MOL Group said it aims to be in the “top 25%” in the refinery business across Europe.
The Hungarian company, which has seen a boom in its downstream production amid the oil price decline, saw the creation of its Danube refinery 50 years ago.
During that time like much of Eastern European the country was under a socialist regime.
In the final part of Energy Voice’s week-long series from Budapest, we look at how the company’s refinery business has gone from strength to strength.
Zsolt Petho, downstream director for MOL Hungary, said: “We don’t want to be better than refineries in America, we don’t want to be better than a refinery in India – we want to be in the top 25% in Europe.
“We inherited this refinery from the socialist regime, and since then we’ve put in not just financial effort, but a lot of human effort too.”

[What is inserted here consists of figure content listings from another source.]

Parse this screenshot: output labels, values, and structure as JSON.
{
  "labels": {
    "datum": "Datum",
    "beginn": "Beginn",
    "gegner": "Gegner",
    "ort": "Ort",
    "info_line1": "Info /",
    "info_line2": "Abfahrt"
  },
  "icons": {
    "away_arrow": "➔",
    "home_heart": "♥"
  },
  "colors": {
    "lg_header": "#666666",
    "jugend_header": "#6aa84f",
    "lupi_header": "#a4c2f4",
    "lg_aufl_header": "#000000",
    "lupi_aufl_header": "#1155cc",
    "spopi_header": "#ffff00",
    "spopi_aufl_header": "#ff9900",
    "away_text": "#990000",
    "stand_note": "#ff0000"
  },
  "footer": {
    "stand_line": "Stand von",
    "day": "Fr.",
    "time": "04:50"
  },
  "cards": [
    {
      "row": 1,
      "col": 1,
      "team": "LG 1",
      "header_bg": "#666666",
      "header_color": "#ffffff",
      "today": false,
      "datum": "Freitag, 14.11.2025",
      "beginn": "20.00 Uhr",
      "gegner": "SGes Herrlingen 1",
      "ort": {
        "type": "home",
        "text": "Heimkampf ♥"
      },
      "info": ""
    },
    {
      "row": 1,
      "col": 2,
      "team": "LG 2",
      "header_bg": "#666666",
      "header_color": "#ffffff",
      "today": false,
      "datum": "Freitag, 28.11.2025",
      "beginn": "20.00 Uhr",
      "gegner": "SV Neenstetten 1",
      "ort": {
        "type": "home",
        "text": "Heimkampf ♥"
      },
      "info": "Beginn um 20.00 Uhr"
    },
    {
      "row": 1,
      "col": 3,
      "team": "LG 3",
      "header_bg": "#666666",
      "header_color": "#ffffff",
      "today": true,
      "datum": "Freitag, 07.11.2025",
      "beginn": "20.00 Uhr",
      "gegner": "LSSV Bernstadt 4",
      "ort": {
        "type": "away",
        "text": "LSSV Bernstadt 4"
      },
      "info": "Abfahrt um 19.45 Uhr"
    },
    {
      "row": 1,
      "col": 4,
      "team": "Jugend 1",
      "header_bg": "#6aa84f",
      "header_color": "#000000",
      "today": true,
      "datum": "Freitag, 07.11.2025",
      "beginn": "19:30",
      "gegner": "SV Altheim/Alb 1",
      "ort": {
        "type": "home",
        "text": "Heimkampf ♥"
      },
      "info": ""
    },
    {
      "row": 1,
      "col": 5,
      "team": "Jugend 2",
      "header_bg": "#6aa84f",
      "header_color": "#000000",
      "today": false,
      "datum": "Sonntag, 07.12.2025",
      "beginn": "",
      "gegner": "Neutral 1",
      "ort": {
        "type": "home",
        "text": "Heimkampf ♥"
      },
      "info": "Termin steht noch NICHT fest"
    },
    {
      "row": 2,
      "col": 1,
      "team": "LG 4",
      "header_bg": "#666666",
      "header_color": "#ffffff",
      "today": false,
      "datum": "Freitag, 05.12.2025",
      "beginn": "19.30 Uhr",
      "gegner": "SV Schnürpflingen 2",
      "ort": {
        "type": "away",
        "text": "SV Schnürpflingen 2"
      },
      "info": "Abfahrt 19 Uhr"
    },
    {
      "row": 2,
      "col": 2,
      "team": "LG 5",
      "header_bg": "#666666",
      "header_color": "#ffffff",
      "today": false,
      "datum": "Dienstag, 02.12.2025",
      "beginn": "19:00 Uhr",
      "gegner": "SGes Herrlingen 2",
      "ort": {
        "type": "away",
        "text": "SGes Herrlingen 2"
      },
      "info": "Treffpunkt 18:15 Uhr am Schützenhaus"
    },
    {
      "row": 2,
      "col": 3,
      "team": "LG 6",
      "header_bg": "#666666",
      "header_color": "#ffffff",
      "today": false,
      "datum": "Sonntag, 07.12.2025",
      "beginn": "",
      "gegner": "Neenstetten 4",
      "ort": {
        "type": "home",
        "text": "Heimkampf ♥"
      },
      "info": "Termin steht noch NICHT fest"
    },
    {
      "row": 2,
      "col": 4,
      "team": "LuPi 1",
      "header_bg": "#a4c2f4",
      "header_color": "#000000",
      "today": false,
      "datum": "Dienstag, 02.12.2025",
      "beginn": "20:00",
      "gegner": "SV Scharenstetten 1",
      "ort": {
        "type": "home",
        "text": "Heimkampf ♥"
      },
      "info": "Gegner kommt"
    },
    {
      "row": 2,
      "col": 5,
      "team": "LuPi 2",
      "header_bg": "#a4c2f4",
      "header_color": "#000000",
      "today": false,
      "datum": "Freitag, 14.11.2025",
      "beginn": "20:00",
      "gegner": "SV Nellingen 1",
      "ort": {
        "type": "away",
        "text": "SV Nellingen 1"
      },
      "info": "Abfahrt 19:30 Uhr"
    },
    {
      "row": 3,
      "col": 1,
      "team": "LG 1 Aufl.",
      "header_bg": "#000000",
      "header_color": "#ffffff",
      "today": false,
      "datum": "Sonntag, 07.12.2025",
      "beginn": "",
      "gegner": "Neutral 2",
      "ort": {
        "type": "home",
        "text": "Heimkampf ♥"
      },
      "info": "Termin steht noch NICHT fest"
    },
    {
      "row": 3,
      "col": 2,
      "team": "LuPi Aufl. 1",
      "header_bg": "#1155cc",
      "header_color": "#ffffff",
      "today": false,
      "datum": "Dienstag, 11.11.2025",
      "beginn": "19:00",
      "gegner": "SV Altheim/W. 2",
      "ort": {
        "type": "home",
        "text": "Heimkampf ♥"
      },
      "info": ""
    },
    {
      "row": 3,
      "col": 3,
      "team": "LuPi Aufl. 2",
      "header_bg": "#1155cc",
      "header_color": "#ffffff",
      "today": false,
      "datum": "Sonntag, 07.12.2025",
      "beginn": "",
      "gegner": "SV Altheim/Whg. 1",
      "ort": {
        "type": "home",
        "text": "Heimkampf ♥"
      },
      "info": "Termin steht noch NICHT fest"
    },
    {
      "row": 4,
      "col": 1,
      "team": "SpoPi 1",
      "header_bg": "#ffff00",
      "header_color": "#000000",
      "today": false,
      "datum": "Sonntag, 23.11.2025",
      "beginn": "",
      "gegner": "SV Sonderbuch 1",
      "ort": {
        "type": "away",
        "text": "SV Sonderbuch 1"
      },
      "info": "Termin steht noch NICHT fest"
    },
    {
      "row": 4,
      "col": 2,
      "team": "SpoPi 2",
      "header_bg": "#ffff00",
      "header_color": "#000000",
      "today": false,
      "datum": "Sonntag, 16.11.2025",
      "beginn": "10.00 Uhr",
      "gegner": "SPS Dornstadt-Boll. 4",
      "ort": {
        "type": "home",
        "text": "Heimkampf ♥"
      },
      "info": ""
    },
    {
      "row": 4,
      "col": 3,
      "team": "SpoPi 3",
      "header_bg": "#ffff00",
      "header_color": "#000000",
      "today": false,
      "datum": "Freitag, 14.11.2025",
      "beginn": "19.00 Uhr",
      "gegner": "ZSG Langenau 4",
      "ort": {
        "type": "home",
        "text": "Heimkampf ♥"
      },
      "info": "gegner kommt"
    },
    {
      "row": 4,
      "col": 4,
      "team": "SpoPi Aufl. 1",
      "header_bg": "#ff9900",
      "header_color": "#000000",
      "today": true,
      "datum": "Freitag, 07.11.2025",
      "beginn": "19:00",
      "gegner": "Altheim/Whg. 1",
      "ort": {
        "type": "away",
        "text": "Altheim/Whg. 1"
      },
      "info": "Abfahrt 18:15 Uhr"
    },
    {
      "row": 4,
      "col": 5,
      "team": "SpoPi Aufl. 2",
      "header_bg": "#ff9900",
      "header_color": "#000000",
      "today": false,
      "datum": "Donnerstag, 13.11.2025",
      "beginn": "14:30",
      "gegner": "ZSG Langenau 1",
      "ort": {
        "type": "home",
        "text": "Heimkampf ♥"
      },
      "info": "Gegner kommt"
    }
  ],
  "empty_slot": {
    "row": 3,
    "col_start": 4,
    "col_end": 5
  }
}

The Danube refinery is located at Százhalombatta near Budapest and employs about 1,200 people.
Its prominence in the region has seen generations of fathers and sons working at the refinery since its inception.
The refinery has a capacity of 165 000 bpd (8.1 mtpa) of crude oil.
It is one of the largest refineries in Central Eastern Europe (CEE) region.
The facility has 54 major process plants and is flexible in the processing of crudes from Russia through Friendship pipeline, and alternative crude oils through Adria pipeline.
Earlier this week David Pullan,group downstream development senior vice president for the company, said the downstream side of the business had seen “very good” results.
MOL’s main refinery operations are in Croatia, Hungary and Slovakia with its footprint extending into the greater central European areas of Austria, the Czech Republic, Poland, Romania, Bosnia and Serbia.
Pullan says the secret to MOL’s overall success in recent years, and despite the low oil price, is down to its integrated model in both its upstream and downstream business.